La sélection naturelle a favorisé les patrons d'investissement dans la reproduction en fonction de la stratégie d'allocation des ressources, donnant des colonies de talles qui peuvent prendre deux grands types de forme : les « taches » (colonies lâches et étendues) et les « touffes » (colonies serrées, plutôt réduites en surface et saillantes). Tous les intermédiaires semblent exister, et les mêmes colonies d'une même espèce peuvent être qualifiées de « touffes » ou de « taches » selon les auteurs[5]. En milieu riche et stable, la reproduction sexuée permet aux talles des graminées de coloniser l'espace à grande distance grâce à la stratégie « r », ces plantes annuelles dépensant 70 % de leur énergie pour la fabrication des graines[6]. En milieu pauvre, instable ou imprévisible, la reproduction asexuée ou clonale leur permet de se développer à courte distance, grâce à leurs faibles exigences. Une des formes de croissance clonale existante est le tallage, mode de multiplication végétative par une abondante ramification basale sur les entre-nœuds inférieurs de la tige principale pour former une touffe tallée. Une autre forme est le développement latéral via des tiges modifiées (graminées à stolons, à rhizomes). Cette croissance latérale peut se faire de manière rapide par un réseau très dispersé avec peu de ramifications (taches à stratégie dite « guérilla » avec occupation de sites peu défendus et abandon rapide des sites devenus défavorables) ou, à l'inverse, lentement par un réseau très agrégé (touffes à stratégie « phalange » avec occupation durable des sites colonisés). Les poacées gazonnantes (stolonifères, rhizomateuses) se distinguent ainsi des poacées cespiteuses qui développent des touffes très compactes grâce aux entre-nœuds très courts de la tige[7]. Ces stratégies, propres aux plantes clonales, leur confèrent un grand pouvoir compétitif et déterminent en grande partie la mobilité végétative. Cette mobilité par croissance clonale est également modulée par des facteurs biotiques et abiotiques de la plante : compétition pour la lumière au cours des stades précoces de la succession végétale, défense contre les herbivores, perturbations (sécheresse récurrente, action anthropique), richesse du sol. La mobilité végétative des graminées, combinée à l'établissement de nouveaux individus issus de graines, expliquerait la dynamique végétale dans un milieu donné[8].
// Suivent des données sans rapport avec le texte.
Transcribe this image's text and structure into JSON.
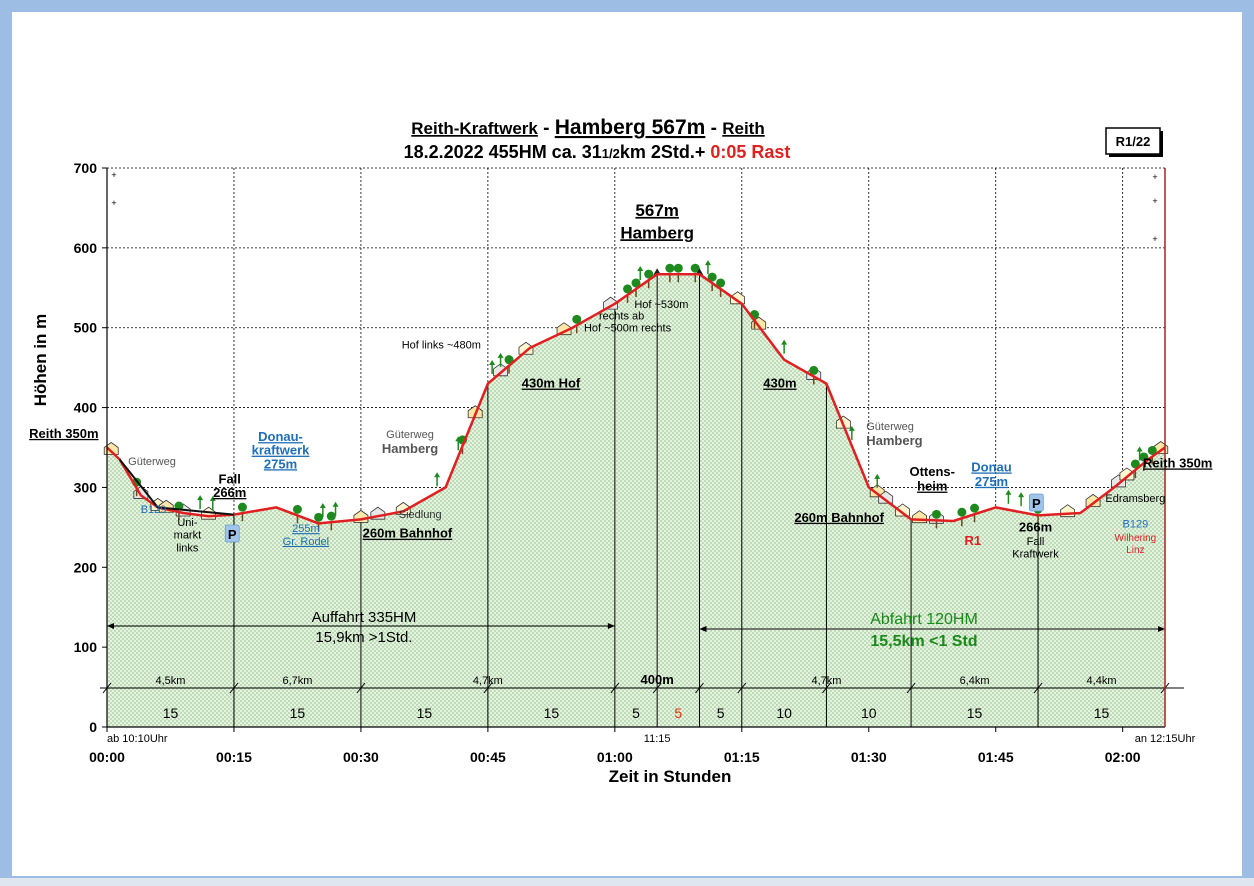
{
  "window": {
    "frame_color": "#9ebde5",
    "background": "#ffffff"
  },
  "chart_data": {
    "type": "area",
    "title": {
      "part1": "Reith-Kraftwerk",
      "sep1": " - ",
      "part2": "Hamberg 567m",
      "sep2": " - ",
      "part3": "Reith"
    },
    "subtitle": {
      "text": "18.2.2022   455HM    ca. 31",
      "frac": "1/2",
      "km": "km     2Std.+ ",
      "rast": "0:05 Rast"
    },
    "tour_id": "R1/22",
    "ylabel": "Höhen in m",
    "xlabel": "Zeit in Stunden",
    "ylim": [
      0,
      700
    ],
    "xlim_min": [
      0,
      125
    ],
    "y_ticks": [
      "0",
      "100",
      "200",
      "300",
      "400",
      "500",
      "600",
      "700"
    ],
    "x_ticks": [
      {
        "min": 0,
        "label": "00:00"
      },
      {
        "min": 15,
        "label": "00:15"
      },
      {
        "min": 30,
        "label": "00:30"
      },
      {
        "min": 45,
        "label": "00:45"
      },
      {
        "min": 60,
        "label": "01:00"
      },
      {
        "min": 75,
        "label": "01:15"
      },
      {
        "min": 90,
        "label": "01:30"
      },
      {
        "min": 105,
        "label": "01:45"
      },
      {
        "min": 120,
        "label": "02:00"
      }
    ],
    "time_notes": [
      {
        "min": 0,
        "label": "ab 10:10Uhr"
      },
      {
        "min": 65,
        "label": "11:15"
      },
      {
        "min": 125,
        "label": "an 12:15Uhr"
      }
    ],
    "series": [
      {
        "color": "#e02020",
        "x": [
          0,
          1.5,
          4,
          6,
          9,
          12,
          15,
          20,
          25,
          30,
          35,
          40,
          45,
          50,
          55,
          60,
          65,
          70,
          75,
          80,
          85,
          90,
          95,
          100,
          105,
          110,
          115,
          119,
          123,
          125
        ],
        "y": [
          350,
          335,
          290,
          275,
          268,
          264,
          266,
          275,
          255,
          260,
          270,
          300,
          430,
          475,
          500,
          530,
          567,
          567,
          530,
          460,
          430,
          300,
          260,
          258,
          275,
          265,
          268,
          300,
          335,
          350
        ]
      }
    ],
    "segments": {
      "boundaries_min": [
        0,
        15,
        30,
        45,
        60,
        65,
        70,
        75,
        85,
        95,
        110,
        125
      ],
      "distances": [
        {
          "min": 7.5,
          "label": "4,5km"
        },
        {
          "min": 22.5,
          "label": "6,7km"
        },
        {
          "min": 45,
          "label": "4,7km"
        },
        {
          "min": 65,
          "label": "400m"
        },
        {
          "min": 85,
          "label": "4,7km"
        },
        {
          "min": 102.5,
          "label": "6,4km"
        },
        {
          "min": 117.5,
          "label": "4,4km"
        }
      ],
      "durations": [
        {
          "min": 7.5,
          "label": "15",
          "color": "#000000"
        },
        {
          "min": 22.5,
          "label": "15",
          "color": "#000000"
        },
        {
          "min": 37.5,
          "label": "15",
          "color": "#000000"
        },
        {
          "min": 52.5,
          "label": "15",
          "color": "#000000"
        },
        {
          "min": 62.5,
          "label": "5",
          "color": "#000000"
        },
        {
          "min": 67.5,
          "label": "5",
          "color": "#e03010"
        },
        {
          "min": 72.5,
          "label": "5",
          "color": "#000000"
        },
        {
          "min": 80,
          "label": "10",
          "color": "#000000"
        },
        {
          "min": 90,
          "label": "10",
          "color": "#000000"
        },
        {
          "min": 102.5,
          "label": "15",
          "color": "#000000"
        },
        {
          "min": 117.5,
          "label": "15",
          "color": "#000000"
        }
      ]
    },
    "summaries": {
      "ascent": {
        "line1": "Auffahrt  335HM",
        "line2": "15,9km   >1Std.",
        "color": "#000000",
        "x_range_min": [
          0,
          60
        ]
      },
      "descent": {
        "line1": "Abfahrt 120HM",
        "line2": "15,5km   <1 Std",
        "color": "#1a8a1a",
        "x_range_min": [
          70,
          125
        ]
      }
    },
    "annotations": [
      {
        "min": -1,
        "alt": 362,
        "text": "Reith 350m",
        "color": "#000000",
        "bold": true,
        "underline": true,
        "size": 13,
        "anchor": "end"
      },
      {
        "min": 2.5,
        "alt": 328,
        "text": "Güterweg",
        "color": "#555555",
        "bold": false,
        "underline": false,
        "size": 11,
        "anchor": "start"
      },
      {
        "min": 5.5,
        "alt": 268,
        "text": "B129",
        "color": "#1f6fb8",
        "bold": false,
        "underline": false,
        "size": 11,
        "anchor": "middle"
      },
      {
        "min": 9.5,
        "alt": 252,
        "text": "Uni-",
        "color": "#000000",
        "bold": false,
        "underline": false,
        "size": 11,
        "anchor": "middle"
      },
      {
        "min": 9.5,
        "alt": 236,
        "text": "markt",
        "color": "#000000",
        "bold": false,
        "underline": false,
        "size": 11,
        "anchor": "middle"
      },
      {
        "min": 9.5,
        "alt": 220,
        "text": "links",
        "color": "#000000",
        "bold": false,
        "underline": false,
        "size": 11,
        "anchor": "middle"
      },
      {
        "min": 14.5,
        "alt": 305,
        "text": "Fall",
        "color": "#000000",
        "bold": true,
        "underline": false,
        "size": 13,
        "anchor": "middle"
      },
      {
        "min": 14.5,
        "alt": 288,
        "text": "266m",
        "color": "#000000",
        "bold": true,
        "underline": true,
        "size": 13,
        "anchor": "middle"
      },
      {
        "min": 20.5,
        "alt": 358,
        "text": "Donau-",
        "color": "#1f6fb8",
        "bold": true,
        "underline": true,
        "size": 13,
        "anchor": "middle"
      },
      {
        "min": 20.5,
        "alt": 341,
        "text": "kraftwerk",
        "color": "#1f6fb8",
        "bold": true,
        "underline": true,
        "size": 13,
        "anchor": "middle"
      },
      {
        "min": 20.5,
        "alt": 324,
        "text": "275m",
        "color": "#1f6fb8",
        "bold": true,
        "underline": true,
        "size": 13,
        "anchor": "middle"
      },
      {
        "min": 23.5,
        "alt": 244,
        "text": "255m",
        "color": "#1f6fb8",
        "bold": false,
        "underline": true,
        "size": 11,
        "anchor": "middle"
      },
      {
        "min": 23.5,
        "alt": 228,
        "text": "Gr. Rodel",
        "color": "#1f6fb8",
        "bold": false,
        "underline": true,
        "size": 11,
        "anchor": "middle"
      },
      {
        "min": 35.5,
        "alt": 237,
        "text": "260m Bahnhof",
        "color": "#000000",
        "bold": true,
        "underline": true,
        "size": 13,
        "anchor": "middle"
      },
      {
        "min": 35.8,
        "alt": 362,
        "text": "Güterweg",
        "color": "#555555",
        "bold": false,
        "underline": false,
        "size": 11,
        "anchor": "middle"
      },
      {
        "min": 35.8,
        "alt": 343,
        "text": "Hamberg",
        "color": "#555555",
        "bold": true,
        "underline": false,
        "size": 13,
        "anchor": "middle"
      },
      {
        "min": 37.0,
        "alt": 262,
        "text": "Siedlung",
        "color": "#333333",
        "bold": false,
        "underline": false,
        "size": 11,
        "anchor": "middle"
      },
      {
        "min": 39.5,
        "alt": 474,
        "text": "Hof links ~480m",
        "color": "#000000",
        "bold": false,
        "underline": false,
        "size": 11,
        "anchor": "middle"
      },
      {
        "min": 49.0,
        "alt": 425,
        "text": "430m Hof",
        "color": "#000000",
        "bold": true,
        "underline": true,
        "size": 13,
        "anchor": "start"
      },
      {
        "min": 60.8,
        "alt": 510,
        "text": "rechts ab",
        "color": "#000000",
        "bold": false,
        "underline": false,
        "size": 11,
        "anchor": "middle"
      },
      {
        "min": 61.5,
        "alt": 495,
        "text": "Hof ~500m rechts",
        "color": "#000000",
        "bold": false,
        "underline": false,
        "size": 11,
        "anchor": "middle"
      },
      {
        "min": 65.5,
        "alt": 525,
        "text": "Hof ~530m",
        "color": "#000000",
        "bold": false,
        "underline": false,
        "size": 11,
        "anchor": "middle"
      },
      {
        "min": 65,
        "alt": 640,
        "text": "567m",
        "color": "#000000",
        "bold": true,
        "underline": true,
        "size": 17,
        "anchor": "middle"
      },
      {
        "min": 65,
        "alt": 612,
        "text": "Hamberg",
        "color": "#000000",
        "bold": true,
        "underline": true,
        "size": 17,
        "anchor": "middle"
      },
      {
        "min": 79.5,
        "alt": 425,
        "text": "430m",
        "color": "#000000",
        "bold": true,
        "underline": true,
        "size": 13,
        "anchor": "middle"
      },
      {
        "min": 89.7,
        "alt": 372,
        "text": "Güterweg",
        "color": "#555555",
        "bold": false,
        "underline": false,
        "size": 11,
        "anchor": "start"
      },
      {
        "min": 89.7,
        "alt": 353,
        "text": "Hamberg",
        "color": "#555555",
        "bold": true,
        "underline": false,
        "size": 13,
        "anchor": "start"
      },
      {
        "min": 86.5,
        "alt": 257,
        "text": "260m Bahnhof",
        "color": "#000000",
        "bold": true,
        "underline": true,
        "size": 13,
        "anchor": "middle"
      },
      {
        "min": 97.5,
        "alt": 314,
        "text": "Ottens-",
        "color": "#000000",
        "bold": true,
        "underline": false,
        "size": 13,
        "anchor": "middle"
      },
      {
        "min": 97.5,
        "alt": 296,
        "text": "heim",
        "color": "#000000",
        "bold": true,
        "underline": true,
        "size": 13,
        "anchor": "middle"
      },
      {
        "min": 104.5,
        "alt": 320,
        "text": "Donau",
        "color": "#1f6fb8",
        "bold": true,
        "underline": true,
        "size": 13,
        "anchor": "middle"
      },
      {
        "min": 104.5,
        "alt": 302,
        "text": "275m",
        "color": "#1f6fb8",
        "bold": true,
        "underline": true,
        "size": 13,
        "anchor": "middle"
      },
      {
        "min": 102.3,
        "alt": 228,
        "text": "R1",
        "color": "#e02020",
        "bold": true,
        "underline": false,
        "size": 13,
        "anchor": "middle"
      },
      {
        "min": 109.7,
        "alt": 245,
        "text": "266m",
        "color": "#000000",
        "bold": true,
        "underline": false,
        "size": 13,
        "anchor": "middle"
      },
      {
        "min": 109.7,
        "alt": 228,
        "text": "Fall",
        "color": "#000000",
        "bold": false,
        "underline": false,
        "size": 11,
        "anchor": "middle"
      },
      {
        "min": 109.7,
        "alt": 212,
        "text": "Kraftwerk",
        "color": "#000000",
        "bold": false,
        "underline": false,
        "size": 11,
        "anchor": "middle"
      },
      {
        "min": 126.5,
        "alt": 325,
        "text": "Reith 350m",
        "color": "#000000",
        "bold": true,
        "underline": true,
        "size": 13,
        "anchor": "middle"
      },
      {
        "min": 121.5,
        "alt": 282,
        "text": "Edramsberg",
        "color": "#000000",
        "bold": false,
        "underline": false,
        "size": 11,
        "anchor": "middle"
      },
      {
        "min": 121.5,
        "alt": 250,
        "text": "B129",
        "color": "#1f6fb8",
        "bold": false,
        "underline": false,
        "size": 11,
        "anchor": "middle"
      },
      {
        "min": 121.5,
        "alt": 233,
        "text": "Wilhering",
        "color": "#e02020",
        "bold": false,
        "underline": false,
        "size": 10,
        "anchor": "middle"
      },
      {
        "min": 121.5,
        "alt": 218,
        "text": "Linz",
        "color": "#e02020",
        "bold": false,
        "underline": false,
        "size": 10,
        "anchor": "middle"
      }
    ],
    "parking": [
      {
        "min": 14.8,
        "label": "P"
      },
      {
        "min": 109.8,
        "label": "P"
      }
    ],
    "houses_min": [
      0.5,
      4,
      6,
      7,
      9,
      12,
      30,
      32,
      35,
      43.5,
      46.5,
      49.5,
      54,
      59.5,
      74.5,
      77,
      83.5,
      87,
      91,
      92,
      94,
      96,
      98,
      113.5,
      116.5,
      119.5,
      120.5,
      124.5
    ],
    "trees_min": [
      3.5,
      8.5,
      16,
      22.5,
      25,
      26.5,
      42,
      47.5,
      55.5,
      61.5,
      62.5,
      64,
      66.5,
      67.5,
      69.5,
      71.5,
      72.5,
      76.5,
      83.5,
      98,
      101,
      102.5,
      110,
      121.5,
      122.5,
      123.5
    ],
    "arrows_up_min": [
      11,
      12.5,
      25.5,
      27,
      39,
      41.5,
      45.5,
      46.5,
      63,
      71,
      80,
      88,
      91,
      106.5,
      108,
      122
    ],
    "colors": {
      "line": "#e02020",
      "fill": "#d8ecd2",
      "grid": "#000000"
    }
  }
}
La tolérance à l'herbivorie grâce à une forte croissance végétative et la résistance à l'herbivorie grâce à la biosynthèse de tannins toxiques pour les herbivores correspondent à des « syndromes de défense », ensembles de traits qui ont évolué conjointement et forment une stratégie végétale globale de défense contre les herbivores adaptée au contexte environnemental : en milieu riche et stable, les graminées ont une forte capacité à la dissémination (plutôt avec peu de tannins, telles les graminées des pâtures qui sont peu tanniques au goût), tandis qu'en milieu plus pauvre ou instable, elles privilégient la repousse et l'accumulation de tannins[9].